Stand-Alone Self-Attention in Vision Models
This work addresses the need for more efficient and effective vision models for practitioners, though it is incremental as it builds on existing self-attention and ResNet architectures.
The paper tackled the problem of whether self-attention can replace convolutions as a stand-alone layer in vision models, and found that a pure self-attention model outperforms convolutional baselines on ImageNet classification with 12% fewer FLOPS and 29% fewer parameters, and matches mAP on COCO object detection with 39% fewer FLOPS and 34% fewer parameters.

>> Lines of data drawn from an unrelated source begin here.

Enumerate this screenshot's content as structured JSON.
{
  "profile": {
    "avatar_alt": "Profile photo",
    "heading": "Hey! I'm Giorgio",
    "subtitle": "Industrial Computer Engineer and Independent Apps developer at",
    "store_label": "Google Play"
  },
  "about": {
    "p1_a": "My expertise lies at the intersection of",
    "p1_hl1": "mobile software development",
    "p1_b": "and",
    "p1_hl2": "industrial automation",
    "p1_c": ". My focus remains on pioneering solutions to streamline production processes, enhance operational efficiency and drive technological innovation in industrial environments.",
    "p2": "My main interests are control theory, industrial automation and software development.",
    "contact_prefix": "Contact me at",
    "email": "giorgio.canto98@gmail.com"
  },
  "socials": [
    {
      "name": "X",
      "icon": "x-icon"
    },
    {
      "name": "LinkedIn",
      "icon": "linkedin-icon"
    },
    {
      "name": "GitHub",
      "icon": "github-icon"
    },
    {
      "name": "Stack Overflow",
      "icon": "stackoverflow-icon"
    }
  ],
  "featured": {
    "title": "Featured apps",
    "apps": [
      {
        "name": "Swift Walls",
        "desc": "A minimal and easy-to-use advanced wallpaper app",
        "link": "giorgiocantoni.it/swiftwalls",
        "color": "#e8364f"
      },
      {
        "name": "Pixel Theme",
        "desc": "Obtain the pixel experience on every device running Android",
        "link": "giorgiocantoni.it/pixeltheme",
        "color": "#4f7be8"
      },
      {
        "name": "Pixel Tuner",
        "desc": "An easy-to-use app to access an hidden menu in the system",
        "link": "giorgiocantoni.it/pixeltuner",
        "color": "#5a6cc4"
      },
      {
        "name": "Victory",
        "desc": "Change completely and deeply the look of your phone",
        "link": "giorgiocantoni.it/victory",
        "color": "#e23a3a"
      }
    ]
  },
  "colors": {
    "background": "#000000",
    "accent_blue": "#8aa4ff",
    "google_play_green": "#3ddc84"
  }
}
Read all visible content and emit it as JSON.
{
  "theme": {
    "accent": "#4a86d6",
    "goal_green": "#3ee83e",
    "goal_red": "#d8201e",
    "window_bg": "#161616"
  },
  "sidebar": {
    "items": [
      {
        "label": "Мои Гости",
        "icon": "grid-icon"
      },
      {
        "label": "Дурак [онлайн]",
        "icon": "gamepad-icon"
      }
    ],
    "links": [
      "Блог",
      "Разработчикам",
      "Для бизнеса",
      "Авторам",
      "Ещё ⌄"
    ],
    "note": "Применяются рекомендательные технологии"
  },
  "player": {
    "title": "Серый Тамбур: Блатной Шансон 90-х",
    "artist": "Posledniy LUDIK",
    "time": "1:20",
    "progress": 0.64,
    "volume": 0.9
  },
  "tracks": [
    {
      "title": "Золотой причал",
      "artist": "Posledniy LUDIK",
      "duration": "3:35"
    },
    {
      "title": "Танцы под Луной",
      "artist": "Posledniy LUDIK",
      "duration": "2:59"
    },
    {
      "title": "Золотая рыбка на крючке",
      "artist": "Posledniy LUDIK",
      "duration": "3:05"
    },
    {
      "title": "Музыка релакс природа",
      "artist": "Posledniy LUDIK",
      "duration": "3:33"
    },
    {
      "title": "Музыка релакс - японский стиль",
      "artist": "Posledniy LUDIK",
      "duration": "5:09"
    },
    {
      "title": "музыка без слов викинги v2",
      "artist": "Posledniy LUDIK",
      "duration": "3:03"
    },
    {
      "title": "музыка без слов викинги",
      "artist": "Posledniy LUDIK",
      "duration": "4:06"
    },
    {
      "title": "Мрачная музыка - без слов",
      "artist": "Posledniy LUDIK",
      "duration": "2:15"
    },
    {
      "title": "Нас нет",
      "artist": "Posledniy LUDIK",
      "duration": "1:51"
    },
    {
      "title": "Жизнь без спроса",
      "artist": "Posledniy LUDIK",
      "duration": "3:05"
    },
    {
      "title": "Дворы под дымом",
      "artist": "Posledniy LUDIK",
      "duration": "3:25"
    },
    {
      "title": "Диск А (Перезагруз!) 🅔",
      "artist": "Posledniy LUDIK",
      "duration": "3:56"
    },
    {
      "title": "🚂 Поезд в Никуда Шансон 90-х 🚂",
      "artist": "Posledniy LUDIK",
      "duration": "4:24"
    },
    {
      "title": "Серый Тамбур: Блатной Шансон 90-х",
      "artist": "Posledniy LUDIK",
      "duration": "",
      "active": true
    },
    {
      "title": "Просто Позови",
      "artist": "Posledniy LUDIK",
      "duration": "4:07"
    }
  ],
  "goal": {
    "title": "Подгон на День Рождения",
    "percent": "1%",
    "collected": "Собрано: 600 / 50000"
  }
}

Convolutions are a fundamental building block of modern computer vision systems. Recent approaches have argued for going beyond convolutions in order to capture long-range dependencies. These efforts focus on augmenting convolutional models with content-based interactions, such as self-attention and non-local means, to achieve gains on a number of vision tasks. The natural question that arises is whether attention can be a stand-alone primitive for vision models instead of serving as just an augmentation on top of convolutions. In developing and testing a pure self-attention vision model, we verify that self-attention can indeed be an effective stand-alone layer. A simple procedure of replacing all instances of spatial convolutions with a form of self-attention applied to ResNet model produces a fully self-attentional model that outperforms the baseline on ImageNet classification with 12% fewer FLOPS and 29% fewer parameters. On COCO object detection, a pure self-attention model matches the mAP of a baseline RetinaNet while having 39% fewer FLOPS and 34% fewer parameters. Detailed ablation studies demonstrate that self-attention is especially impactful when used in later layers. These results establish that stand-alone self-attention is an important addition to the vision practitioner's toolbox.